Renal function in the control group deteriorated during the 1-year study but was unchanged in the metformin-treated group. Uncertainty remains about the underlying mechanisms. Recently published data support the use of metformin in patients with renal diseases [30]. An analysis by the REACH (Reduction of Atherothrombosis for Continued Health) registry suggested that the proposed cardiovascular benefits of metformin may include patients with established atherosclerosis and moderate chronic kidney disease [31]. However, the abovementioned reports do not support the hypothesis of a renoprotective effect. Metformin has previously been shown to attenuate renal fibrosis in both AMPKα2-dependent and -independent manners [32]. In our study group, kidney function may have been preserved by such antifibrotic effects. Hypertension causes renal damage, which in turn further increases blood pressure. Consequently, patients with DM and hypertension may be good candidates for metformin treatment.
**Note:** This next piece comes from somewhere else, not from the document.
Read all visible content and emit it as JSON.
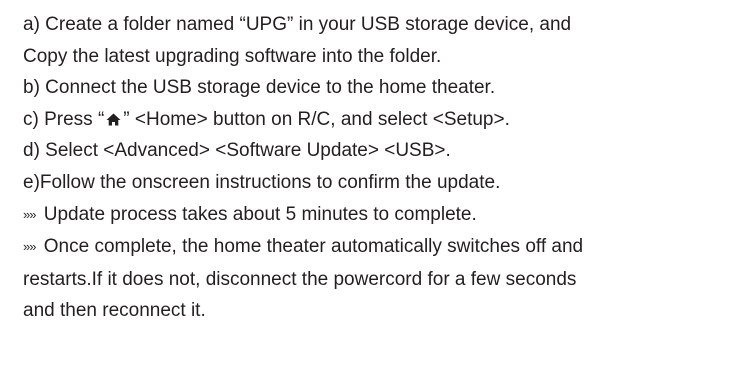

In the metformin-treated group, LDL-C significantly decreased in the study period. This was more evident during the first half of the study than the last. It has been recently shown in patients with T2DM that metformin treatment reduces the levels of three acyl-alkyl-phosphatidylcholine metabolites [33]. The reduction of LDL-C levels may be due to such changes in metabolic profiles. The latter is most likely induced by metformin-induced activation of AMPK and consequent suppression of sterol regulatory element-binding protein 1c (SREBP1c) and fatty acid desaturation [33]. These findings suggest that metformin may have a beneficial effect on lipid metabolism for the prevention of atherosclerosis in patients with hypertension.
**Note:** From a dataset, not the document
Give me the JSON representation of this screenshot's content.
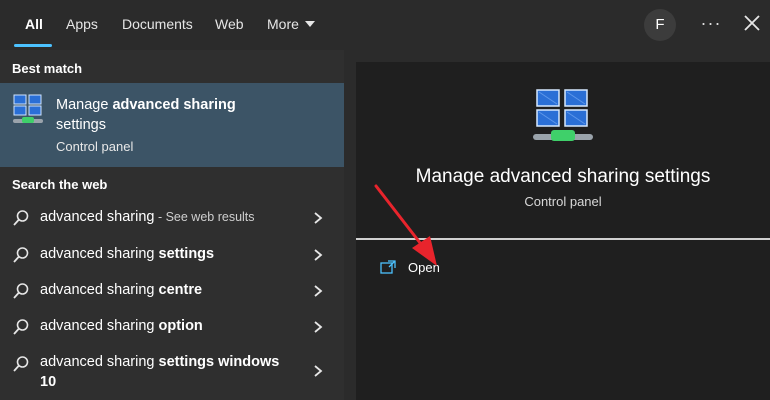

The present study has several limitations. First, our protocol set the target sample size at 440 patients (UMIN000006504). We assumed the annual LV weight reduction with metformin treatment would be 6 g [34]. To determine the superiority of these values with 80% power and a two-sided overall significance level of 5% required 185 patients per arm. To allow for a loss-to-follow-up rate of 15%, we determined that we would need to enroll 220 patients in each study arm. However, slow recruitment meant we only recruited 231 patients, which reduced the power of this trial. Second, our findings are subject to confounding factors because the two study groups had different BMI values at baseline. Finally, the metformin dose was relatively small compared with that used in other countries, which may have limited the effects of metformin.

5 Conclusion

Treatment of patients with T2DM with metformin did not affect LVM or LV diastolic function versus treatments with other hypoglycemic agents over the course of 1 year. However, metformin reduced BMI, lowered LDL-C, and preserved renal function.